Wednesday, 5 May 2010

Aberdeen Asset Management: shares flying high in the friendly astral sky!

Right, Aberdeen. What's going on with that firm?

Well, Martin Gilbert, chief executive of Aberdeen, has been telling anyone who will listen that the firm has hit record highs in profits and assets under management. Apparently, he is seeing strong inflows into equities. Aberdeen shares are at 145.8 pence now. (The price might have changed since I tapped that shit into my laptop. You know how these things change, don't you? I'm sure you're a man or a woman or a hermaphrodite of the world). Flying high!

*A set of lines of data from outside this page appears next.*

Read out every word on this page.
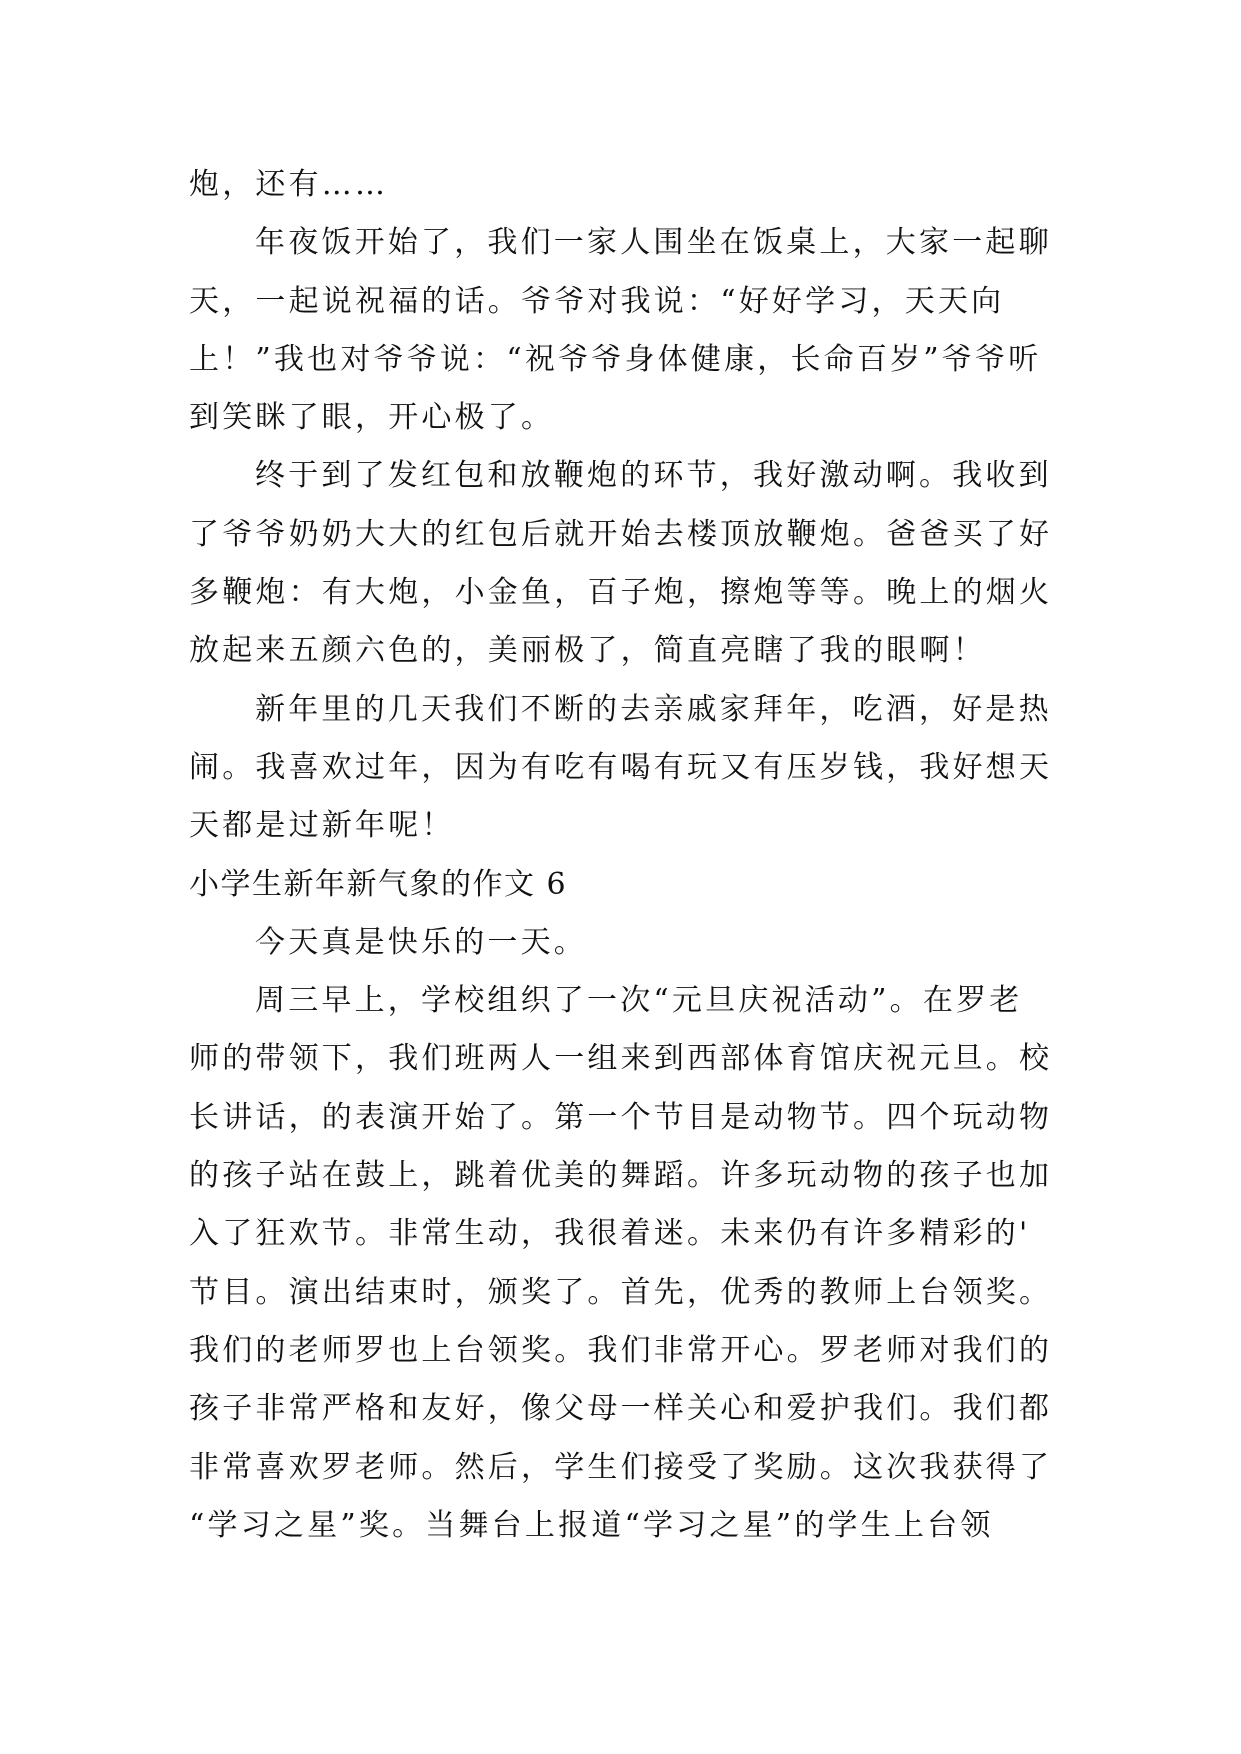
炮，还有……
年夜饭开始了，我们一家人围坐在饭桌上，大家一起聊
天，一起说祝福的话。爷爷对我说：“好好学习，天天向
上！”我也对爷爷说：“祝爷爷身体健康，长命百岁”爷爷听
到笑眯了眼，开心极了。
终于到了发红包和放鞭炮的环节，我好激动啊。我收到
了爷爷奶奶大大的红包后就开始去楼顶放鞭炮。爸爸买了好
多鞭炮：有大炮，小金鱼，百子炮，擦炮等等。晚上的烟火
放起来五颜六色的，美丽极了，简直亮瞎了我的眼啊！
新年里的几天我们不断的去亲戚家拜年，吃酒，好是热
闹。我喜欢过年，因为有吃有喝有玩又有压岁钱，我好想天
天都是过新年呢！
小学生新年新气象的作文 6
今天真是快乐的一天。
周三早上，学校组织了一次“元旦庆祝活动”。在罗老
师的带领下，我们班两人一组来到西部体育馆庆祝元旦。校
长讲话，的表演开始了。第一个节目是动物节。四个玩动物
的孩子站在鼓上，跳着优美的舞蹈。许多玩动物的孩子也加
入了狂欢节。非常生动，我很着迷。未来仍有许多精彩的'
节目。演出结束时，颁奖了。首先，优秀的教师上台领奖。
我们的老师罗也上台领奖。我们非常开心。罗老师对我们的
孩子非常严格和友好，像父母一样关心和爱护我们。我们都
非常喜欢罗老师。然后，学生们接受了奖励。这次我获得了
“学习之星”奖。当舞台上报道“学习之星”的学生上台领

I have been speaking to Mr Gilbert. This is what he told me: 'Mikey, our shares are flying high! (Marty, man, in the friendly astral sky, I presume?) Where else, Mikey? Where else? (How do you do it, man? In these evil times, how do you do it?) Mike, the secret is: you've got to have faith. (Faith in Big Herb?) In Big Herb. In Ganesh the elephant god. And the ghosts of the dead financiers. All that crowd. (But you've got to believe in yourself as well.) Of course. That goes without saying. I believe in myself. I know that when the going gets tough, I have the strength to keep moving on. I learnt that in the desert. Never stop! Never look back! And - never, never, never, never, never fall down and roll around in the sand, crying your little eyes out until there are no rivers of tears left to cry. (But you can roll around in the sand for relaxation purposes, surely.) Michael, there's nothing wrong with that at all. If business is good, if the money is coming in, there is no harm in taking some time out to roll around in the sand. (And you've done this, yeah, Marty?) Sure, I've done it. I know how to let my hair down. But the point I'm making is, you shouldn't do it out of despair. (Well, no.) I've known men, good men, who have lost a bit of money, then lost their minds. They go into the desert to escape. And no one ever hears from them again. (That's sad.) It is sad, Michael. It is very sad. They just roll away, for days and months and years. Rolling, rolling, rolling. And if they burn at all, they burn up. Reduced to ashes. "I once knew a madman who thought the end of the world had come. He was a painter - and engraver. I had a great fondness for him. I used to go and see him, in the asylum. I'd take him by the hand and drag him to the window. Look! There! All that rising corn! And there! Look! The sails of the herring fleet! All that loveliness! He'd snatch away his hand and go back into his corner. Appalled. All he had seen was ashes." (There's a lesson in that for all of us, Marty.) Yes. Are we to look at their ashes, swirling in the desert wind? Or should we look away? Shouldn't we focus on the desert sun, astral sun, giver of life? (Yes, we should.) I know we should, Michael. Those sad desert rollers only have themselves to blame. We will not pay them any attention. Let them roll to oblivion. We will not miss them.'

Mr Gilbert talks a lot of sense, don't you think?